FOREIGN DIRECT INVESTMENT (FDI)
FDI is an investment in the form of a controlling ownership in a business in one country by an entity based in another country.
FOREIGN DIRECT INVESTMENT (FDI)
It is a direct investment to the production or business in a country by an individual or company in another country. It can be either by buying a company in the targeted country or by expanding operations for the existing business in that country.
BENEFITS OF FOREIGN DIRECT INVESTMENT (FDI)
- Economic growth
- Employment and skill levels
- Technology diffusion and knowledge transfer
- Linkages and spillover to domestic firm
FORMS OF Foreign Direct Investment (FDI)
- Green field Investment.
- Merger and acquisitions (M&A).
- Brown field Investments.
GREEN FIELD INVESTMENT
* It is done through making investment in the equity capital of the host country firm or through opening branches in host countries.
* If the parent hosts the entire equity of the host country firm, the late is called wholly owned subsidiary of the parent.
* If it is more than half, it is known as subsidiary or an affiliate
MERGER AND ACQUISITION (M&A)
- They are either purchase of a running company in abroad or an amalgamation with a running foreign company.
- For the case of Merger, the acquiring company maintains its existence and the target company loses its existence.
- In the case of Amalgamation, both loses their existence in the favor of a new company.
- Merger and acquisition are Horizontal or vertical conglomerate.
- When two or more firms engaged in similar activities combine, it is horizontal.
- When two firms involved in different stages of production of a single final product combine, it is vertical.
BROWN FIELD INVESTMENT
* It is a combination of green field and M&A and then make huge investment for replacing plant and machinery in the target company;
Benefits of Foreign Direct Investment (FDI)
Benefits to the Host country
- Availability of scare factors of production
- Improvement in balance of payments through export and export substitution.
- Building of economic and social infrastructure.
- Fostering of economic linkages.
- Strengthening of the government budget
- Stimulation of nation economy. Trans- National Corporations (TNCs) subsidiaries , which bring the vast portion of FDI , are estimated to produce around a third of total global exports.
Benefits to the Home country
- Availability of raw material;
- Improvement in balance of payments;
- Revenue to the government;
- Employment generation;
- Improved political relations.
- Cost to the Home country
- Cultural and political interference;
- Un Healthy Competition;
- Over utilization of local resources (Both natural and human resources);
- Violation of human rights;
- Threat to indigenous technology;
- Threat to local products;
- Investment abroad takes away employment opportunities;
- It takes away capital;
- Outflow of factors of production.
PROCEDURE FOR FDI IN INDIA
India has the most transparent and liberal policies on FDI among the other economies.

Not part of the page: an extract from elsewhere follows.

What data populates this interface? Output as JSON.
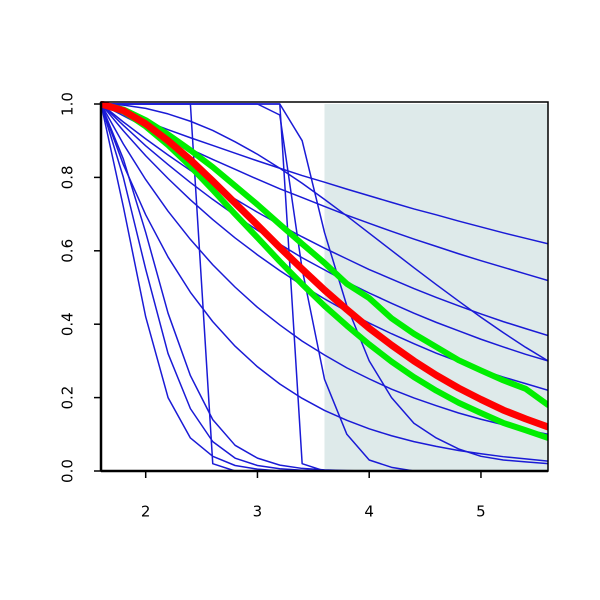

Up to 100% FDI is allowed under the automatic route in all sectors except the following ones, where prior approval of the Government is required:-
- Sectors which are prohibited for FDI
- Activities or things that require an industrial license ;
- Proposals in which the foreign collaborator has an existing financial or technical collaboration in India in the same field ;
- Proposals for acquisitions of shares in an existing Indian company in financial service sector and where Securities and Exchange Board of India (SEBI) regulations, 1997 is attracted ;
- All proposals falling outside notified sectoral policy or CAPS under sectors in which FDI is not permitted;
Most of the sectors comes under the automatic route for FDI. Investment could be made without approval of the central government in these sectors. Investment requires prior approval of the Central Government for the sectors that are not in the automatic route. Foreign Investment Promotion Board (FIPB) grants the approval. In few sectors, FDI is not allowed.
After taking necessary regulatory approvals to form the state governments and local authorities for construction of the building, water, environmental clearance, etc, it could take place.
PROCEDURE UNDER NORMAL ROUTE
Under normal route, it is only required to notify the Regional Office concerned of RBI within 30 days of receipt of inward remittances and file the required documents with that office within 30 days of issue of shares of foreign investors by the investors.
PROCEDURE UNDER GOVERNMENT APPROVAL
An approval of the proposals which includes composite proposals involving foreign investment/foreign technical collaboration is granted on the recommendations of Foreign Investment Promotion Board (FIPB).
Application for all the FDI cases should be submitted to the FIPB Unit, Department of Economic Affairs (DEA), Ministry of Finance except Non-Resident Indian (NRI) investments and 100% Export Oriented Units (EOUs) which should be presented to SIA in Department of Industrial Policy and Promotion.
The Application can be made in Form FC-IL. Plain paper applications which carries all the relevant details are also accepted. It is non- payable.